John Donne, Devociones
Y un día los
hombres salieron a pelear una guerra que no les interesaba, y reinaba el silencio
en la casa y en la Isla.
Y sus mujeres
permanecieron, como siempre, araban y cosechaban, hilaban y tejían. Alimentaban
a los animales y criaban a los hijos con
la misma serenidad y convicción.
Matilde
escondía la preocupación en la profundidad de sus pensamientos. Sus hijas la
acompañaban en compasión e inquietud. Así de sencillo: las cosas no se
hablaban, se sabían y se sufrían calladitas, sin llorar.

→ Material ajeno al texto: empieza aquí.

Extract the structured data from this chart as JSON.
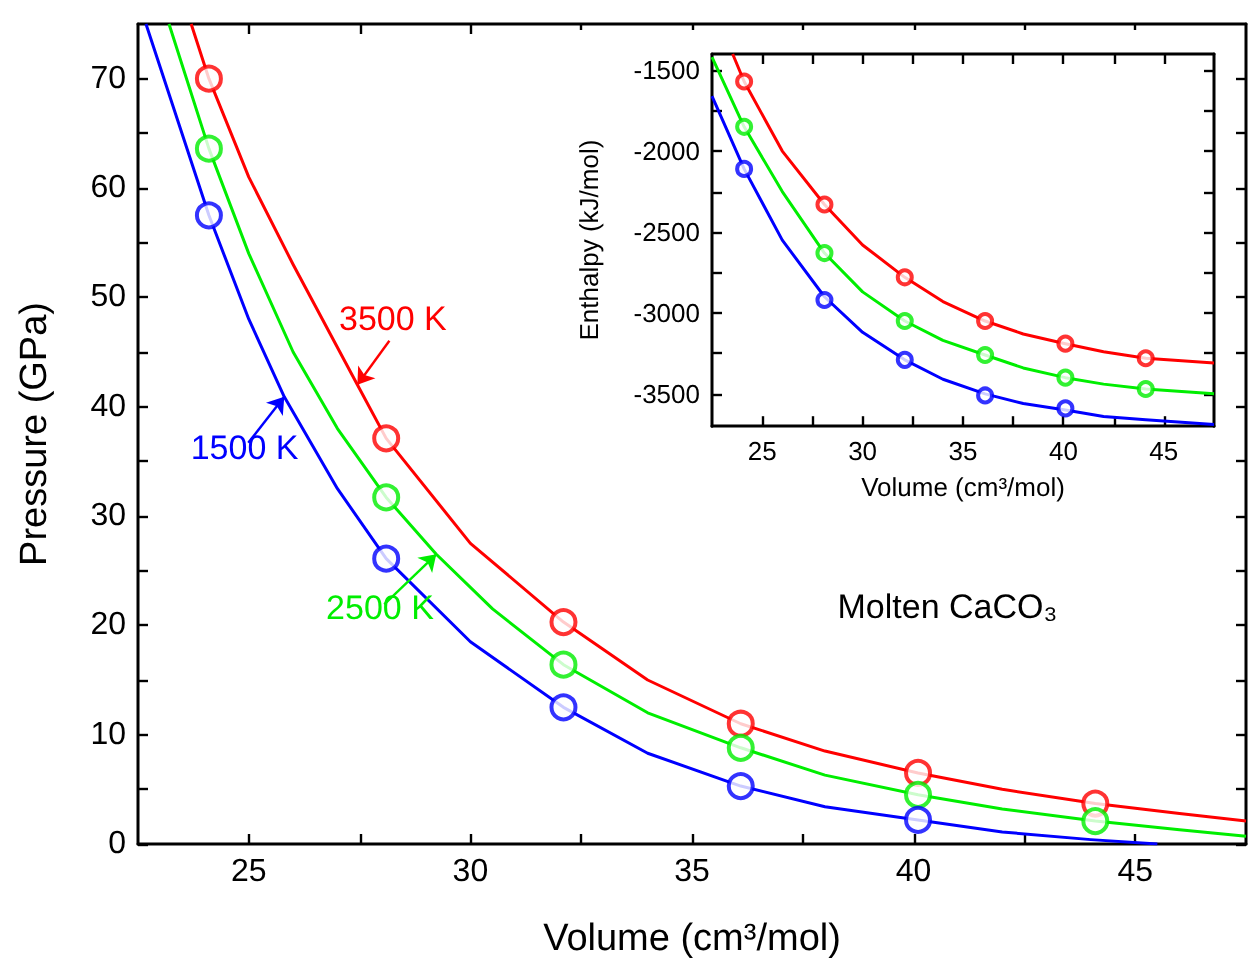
{
  "chart_data": [
    {
      "type": "scatter",
      "xlabel": "Volume (cm³/mol)",
      "ylabel": "Pressure (GPa)",
      "xlim": [
        22.5,
        47.5
      ],
      "ylim": [
        0,
        75
      ],
      "xticks": [
        25,
        {
          "value": 27.5,
          "label": null
        },
        30,
        {
          "value": 32.5,
          "label": null
        },
        35,
        {
          "value": 37.5,
          "label": null
        },
        40,
        {
          "value": 42.5,
          "label": null
        },
        45
      ],
      "yticks": [
        0,
        {
          "value": 5,
          "label": null
        },
        10,
        {
          "value": 15,
          "label": null
        },
        20,
        {
          "value": 25,
          "label": null
        },
        30,
        {
          "value": 35,
          "label": null
        },
        40,
        {
          "value": 45,
          "label": null
        },
        50,
        {
          "value": 55,
          "label": null
        },
        60,
        {
          "value": 65,
          "label": null
        },
        70
      ],
      "marker": "circle",
      "grid": false,
      "series": [
        {
          "color": "#ff0000",
          "x": [
            24.1,
            28.1,
            32.1,
            36.1,
            40.1,
            44.1
          ],
          "values": [
            70,
            37.1,
            20.3,
            11.0,
            6.5,
            3.7
          ]
        },
        {
          "color": "#00ee00",
          "x": [
            24.1,
            28.1,
            32.1,
            36.1,
            40.1,
            44.1
          ],
          "values": [
            63.6,
            31.7,
            16.4,
            8.8,
            4.5,
            2.1
          ]
        },
        {
          "color": "#0000ff",
          "x": [
            24.1,
            28.1,
            32.1,
            36.1,
            40.1
          ],
          "values": [
            57.5,
            26.1,
            12.5,
            5.3,
            2.2
          ]
        },
        {
          "type": "line",
          "marker": "none",
          "color": "#ff0000",
          "x": [
            23.7,
            24.1,
            25,
            26,
            27.45,
            28.1,
            30,
            32.1,
            34,
            36.1,
            38,
            40.1,
            42,
            44.1,
            46,
            47.5
          ],
          "values": [
            75,
            70,
            61,
            53,
            42,
            37.1,
            27.5,
            20.3,
            15,
            11,
            8.5,
            6.5,
            5,
            3.7,
            2.8,
            2.1
          ]
        },
        {
          "type": "line",
          "marker": "none",
          "color": "#00ee00",
          "x": [
            23.2,
            24.1,
            25,
            26,
            27,
            28.1,
            29.23,
            30.5,
            32.1,
            34,
            36.1,
            38,
            40.1,
            42,
            44.1,
            46,
            47.5
          ],
          "values": [
            75,
            63.6,
            54,
            45,
            38,
            31.7,
            26.5,
            21.5,
            16.4,
            12,
            8.8,
            6.3,
            4.5,
            3.2,
            2.1,
            1.3,
            0.7
          ]
        },
        {
          "type": "line",
          "marker": "none",
          "color": "#0000ff",
          "x": [
            22.68,
            24.1,
            25,
            25.8,
            27,
            28.1,
            30,
            32.1,
            34,
            36.1,
            38,
            40.1,
            42,
            44,
            45.5
          ],
          "values": [
            75,
            57.5,
            48,
            40.9,
            32.5,
            26.1,
            18.5,
            12.5,
            8.3,
            5.3,
            3.4,
            2.2,
            1.1,
            0.4,
            0
          ]
        }
      ],
      "annotations": [
        {
          "text": "3500 K",
          "x": 27.45,
          "y": 42
        },
        {
          "text": "2500 K",
          "x": 29.23,
          "y": 26.5
        },
        {
          "text": "1500 K",
          "x": 25.8,
          "y": 40.9
        },
        "Molten CaCO₃"
      ]
    },
    {
      "type": "scatter",
      "xlabel": "Volume (cm³/mol)",
      "ylabel": "Enthalpy (kJ/mol)",
      "xlim": [
        22.5,
        47.5
      ],
      "ylim": [
        -3700,
        -1400
      ],
      "xticks": [
        25,
        {
          "value": 27.5,
          "label": null
        },
        30,
        {
          "value": 32.5,
          "label": null
        },
        35,
        {
          "value": 37.5,
          "label": null
        },
        40,
        {
          "value": 42.5,
          "label": null
        },
        45
      ],
      "yticks": [
        -3500,
        {
          "value": -3250,
          "label": null
        },
        -3000,
        {
          "value": -2750,
          "label": null
        },
        -2500,
        {
          "value": -2250,
          "label": null
        },
        -2000,
        {
          "value": -1750,
          "label": null
        },
        -1500
      ],
      "marker": "circle",
      "grid": false,
      "series": [
        {
          "color": "#ff0000",
          "x": [
            24.1,
            28.1,
            32.1,
            36.1,
            40.1,
            44.1
          ],
          "values": [
            -1570,
            -2330,
            -2780,
            -3050,
            -3190,
            -3280
          ]
        },
        {
          "color": "#00ee00",
          "x": [
            24.1,
            28.1,
            32.1,
            36.1,
            40.1,
            44.1
          ],
          "values": [
            -1850,
            -2630,
            -3050,
            -3260,
            -3400,
            -3470
          ]
        },
        {
          "color": "#0000ff",
          "x": [
            24.1,
            28.1,
            32.1,
            36.1,
            40.1
          ],
          "values": [
            -2110,
            -2920,
            -3290,
            -3510,
            -3590
          ]
        },
        {
          "type": "line",
          "marker": "none",
          "color": "#ff0000",
          "x": [
            23.53,
            24.1,
            26,
            28.1,
            30,
            32.1,
            34,
            36.1,
            38,
            40.1,
            42,
            44.1,
            47.5
          ],
          "values": [
            -1400,
            -1570,
            -2000,
            -2330,
            -2580,
            -2780,
            -2930,
            -3050,
            -3130,
            -3190,
            -3240,
            -3280,
            -3310
          ]
        },
        {
          "type": "line",
          "marker": "none",
          "color": "#00ee00",
          "x": [
            22.5,
            24.1,
            26,
            28.1,
            30,
            32.1,
            34,
            36.1,
            38,
            40.1,
            42,
            44.1,
            47.5
          ],
          "values": [
            -1420,
            -1850,
            -2250,
            -2630,
            -2870,
            -3050,
            -3170,
            -3260,
            -3340,
            -3400,
            -3440,
            -3470,
            -3500
          ]
        },
        {
          "type": "line",
          "marker": "none",
          "color": "#0000ff",
          "x": [
            22.5,
            24.1,
            26,
            28.1,
            30,
            32.1,
            34,
            36.1,
            38,
            40.1,
            42,
            44.1,
            47.5
          ],
          "values": [
            -1660,
            -2110,
            -2550,
            -2900,
            -3120,
            -3290,
            -3410,
            -3500,
            -3560,
            -3600,
            -3640,
            -3660,
            -3690
          ]
        }
      ]
    }
  ]
}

Ya no se escuchaban los silbidos. Por esos meses no
había muchachos que se comunicaran silbando. Ninguno avisaba que traía pescado
y que prepararan las papas, ni que había escapado la burra. Así de preciso era el idioma silbado:
pero, entonces, fue mudo porque simplemente ellos no estaban.
Los padres
como José Antonio habían viajado a la zafra
Cubana y los hijos como Agustín habían sido reclutados en tiempos de revuelta civil preparando la
sublevación en el Protectorado de Marruecos. Los que quedaron, solo sabían que los suyos iban a la batalla.
Hasta aquí llegó
la guerra. Acá, una guerra de ausencias, no de trincheras.
En ese momento
sí se acordaron en la Península de que esa isla era española; ¡ cuando necesitaron de sus favores!
La información
escaseaba. No llegaban barcos portando mercancías, ni hombres, ni cartas.
Cuando sonaban las
campanas de la Iglesia se asociaban al temor o a la desgracia más que al
llamado a una misa.
Un día pasó
algo distinto. Juan Antonio, el mayor de los hijos varones, llegó de la Argentina donde había ido a
probar suerte bastante tiempo atrás; y no sé si la genética es mágica o es la
nuestra una jodida raza (como decía la abuela) pero lo cierto es que al tío le
valió ser un veinteañero ya calvo y cargado de espalda para librarse de la
milicia.
¿Creerían ustedes
que es muy cobarde pasearse por la plaza de la capital encorvado y sin
sombrero para no ser reclutado?
Probablemente las
jóvenes herreñas lo juzgaron así porque Juan Antonio nunca se casó. Así fue él
siempre falto de compromiso.
Lo que sí tuvo es
suerte toda su vida porque nació con su armadura de egoísmo, inusual en su raza
y en su pueblo; que lo protegió durante
décadas de no sentir culpas. Así, no penetró en su conciencia el obedecer a su
Rey y a su nación y sus ojos color
aguamarina no se hirieron ante la tajante mirada de las madres de los soldados
ausentes.
El que no fue tan afortunado fue su hermano Agustín, que
regresó al fin a El Hierro, su isla natal malnutrido y enfermo, trayendo solo
historias desopilantes de moros y de cristianos.